A grant of £15.6 million has been given to the Harwell Science and Innovation Campus in Oxfordshire for a new imaging facility for biology. The centre will be situated next to the Diamond Light Source building when completed.
Funded by the Wellcome Trust, the Medical Research Council (MRC) and the Biotechnology and Biological Sciences Research Council (BBSRC), the facility will house two high-end cryo-electron microscopes, sample preparation laboratory with a super-resolution fluorescence microscope, and equipment for vitreous sectioning with an ion-milling beam.
The new equipment will provide scientists working in the Harwell campus with the ability to look deep into biological cells to help further understand molecular structure and to create new tools to visualise single bio-molecules.
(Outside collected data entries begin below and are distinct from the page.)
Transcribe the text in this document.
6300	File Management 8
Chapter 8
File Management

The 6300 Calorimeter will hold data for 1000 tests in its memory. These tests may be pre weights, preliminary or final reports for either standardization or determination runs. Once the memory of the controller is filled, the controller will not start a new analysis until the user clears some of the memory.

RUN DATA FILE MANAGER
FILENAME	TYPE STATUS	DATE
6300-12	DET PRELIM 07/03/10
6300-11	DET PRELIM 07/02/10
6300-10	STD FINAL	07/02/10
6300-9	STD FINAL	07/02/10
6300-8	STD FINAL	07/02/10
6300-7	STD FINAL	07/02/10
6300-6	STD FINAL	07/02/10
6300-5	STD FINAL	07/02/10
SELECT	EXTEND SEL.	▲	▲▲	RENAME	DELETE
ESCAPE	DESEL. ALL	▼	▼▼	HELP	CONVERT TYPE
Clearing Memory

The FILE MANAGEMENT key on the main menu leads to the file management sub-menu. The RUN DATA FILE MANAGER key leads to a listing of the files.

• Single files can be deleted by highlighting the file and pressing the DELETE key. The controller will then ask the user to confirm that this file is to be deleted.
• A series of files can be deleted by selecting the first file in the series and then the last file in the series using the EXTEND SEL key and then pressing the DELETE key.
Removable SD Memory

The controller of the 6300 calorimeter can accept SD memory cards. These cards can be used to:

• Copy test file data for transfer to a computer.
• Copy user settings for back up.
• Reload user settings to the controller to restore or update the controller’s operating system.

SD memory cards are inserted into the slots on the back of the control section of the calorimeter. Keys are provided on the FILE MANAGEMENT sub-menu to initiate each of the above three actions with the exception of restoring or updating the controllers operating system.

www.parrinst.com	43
While not being joined directly to the Diamond synchrotron light source, the centre will attach to one of Diamond’s Phase III beamlines, an X-ray nanoprobe which will stand outside the main ‘silver doughnut’ building.
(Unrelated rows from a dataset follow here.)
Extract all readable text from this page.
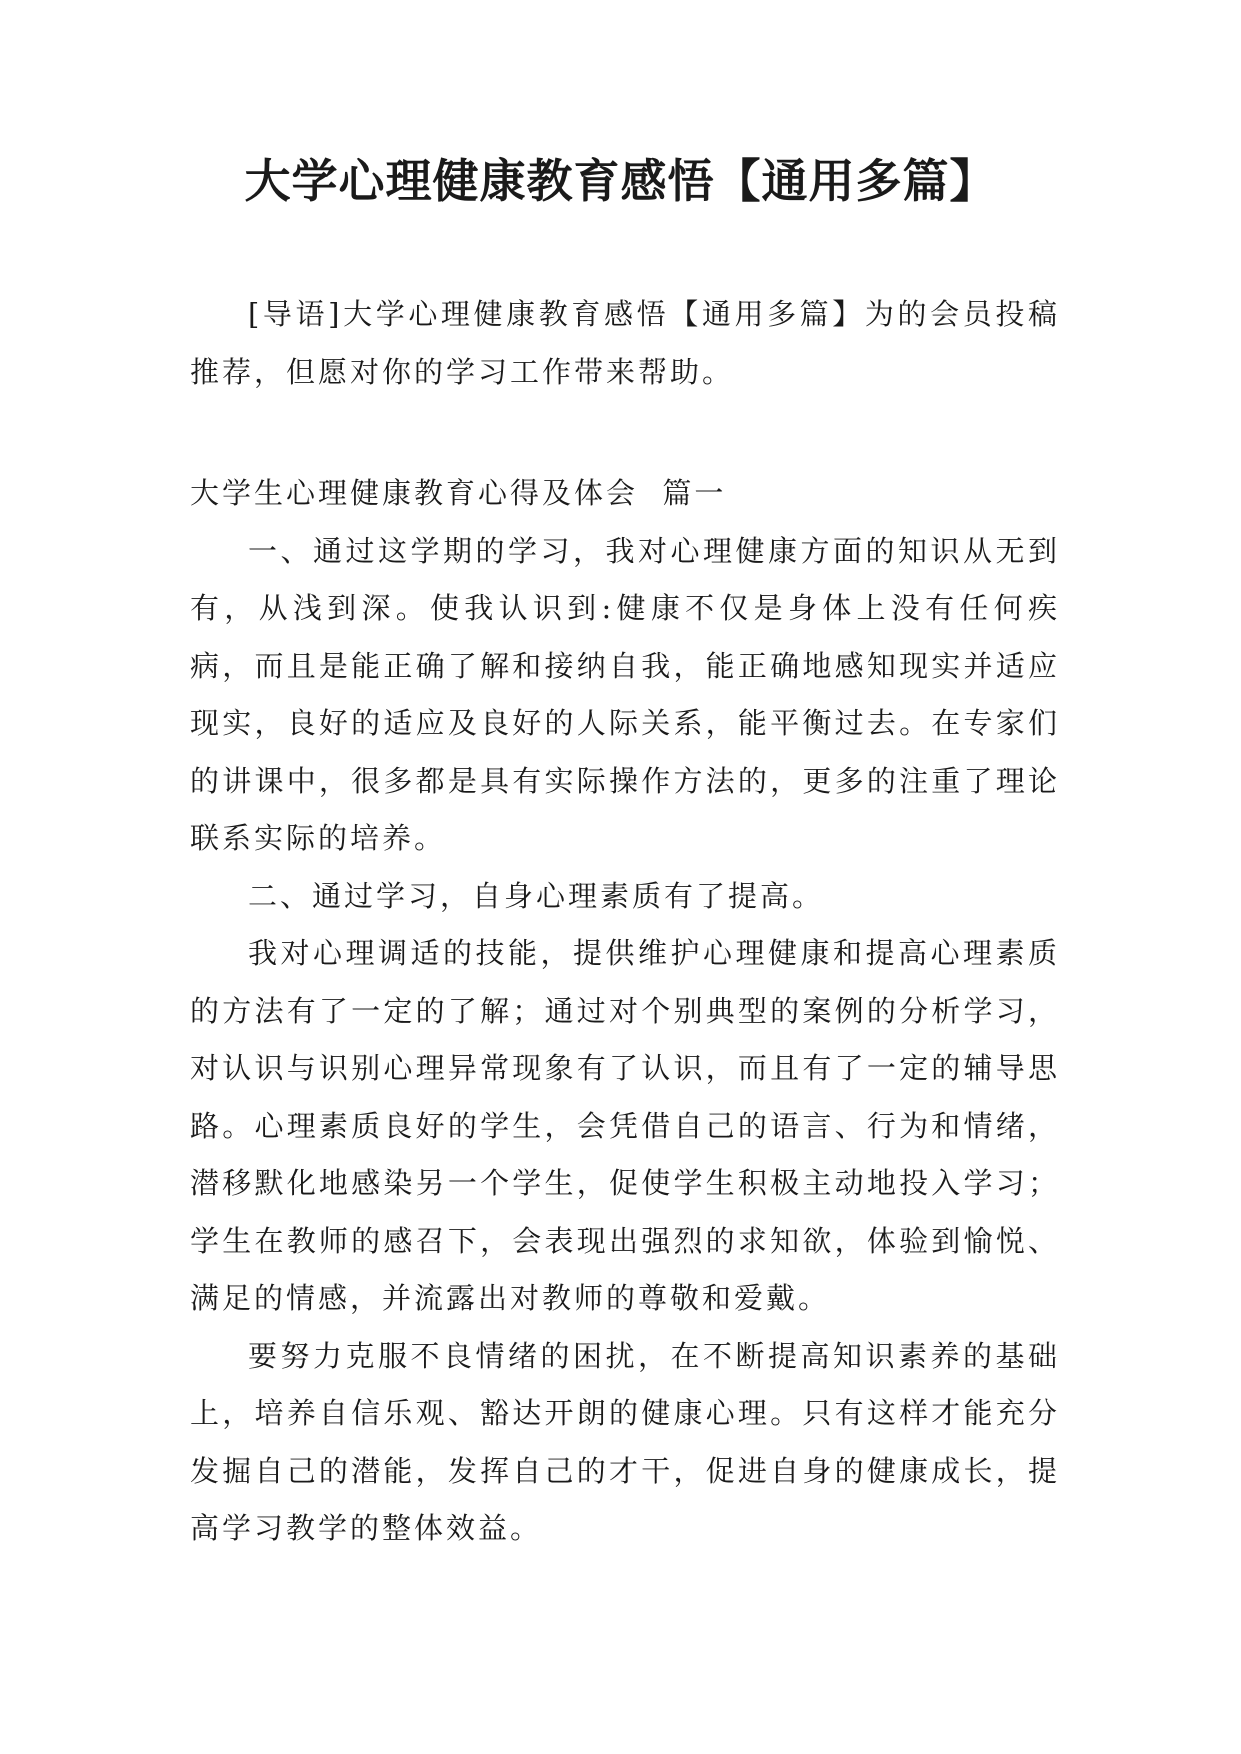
大学心理健康教育感悟【通用多篇】

[导语]大学心理健康教育感悟【通用多篇】为的会员投稿推荐，但愿对你的学习工作带来帮助。

大学生心理健康教育心得及体会  篇一

一、通过这学期的学习，我对心理健康方面的知识从无到有，从浅到深。使我认识到:健康不仅是身体上没有任何疾病，而且是能正确了解和接纳自我，能正确地感知现实并适应现实，良好的适应及良好的人际关系，能平衡过去。在专家们的讲课中，很多都是具有实际操作方法的，更多的注重了理论联系实际的培养。

二、通过学习，自身心理素质有了提高。

我对心理调适的技能，提供维护心理健康和提高心理素质的方法有了一定的了解；通过对个别典型的案例的分析学习，对认识与识别心理异常现象有了认识，而且有了一定的辅导思路。心理素质良好的学生，会凭借自己的语言、行为和情绪，潜移默化地感染另一个学生，促使学生积极主动地投入学习；学生在教师的感召下，会表现出强烈的求知欲，体验到愉悦、满足的情感，并流露出对教师的尊敬和爱戴。

要努力克服不良情绪的困扰，在不断提高知识素养的基础上，培养自信乐观、豁达开朗的健康心理。只有这样才能充分发掘自己的潜能，发挥自己的才干，促进自身的健康成长，提高学习教学的整体效益。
Dr Michael Dunn, Head of Genetic and Molecular Sciences at the Wellcome Trust, said: ‘We are pleased to be involved in this exciting venture, together with MRC and BBSRC, which will enable UK research to remain at the cutting edge of structural biology.’
This centre will offer the imaging approaches of single particle analysis of biological macromolecules and cellular tomography, as well as electron crystallography. These techniques will complement the atomic mapping possible with macromolecular crystallography beamlines, the elemental mapping in cells provided by the X-ray nanoprobe, and the larger scale cell imaging capability of the new full-field cryo-transmission X-ray microscope (cryo-TXM).
As cryo-electron microscopy is becoming increasingly specialised and expensive for university departments to build and operate, a centralised approach to such biological facilities is a way to optimise costs and usage. A facility leader will be appointed to ensure international scientific leadership. The facility will be accessed through peer review and opened to UK, EU and international scientists.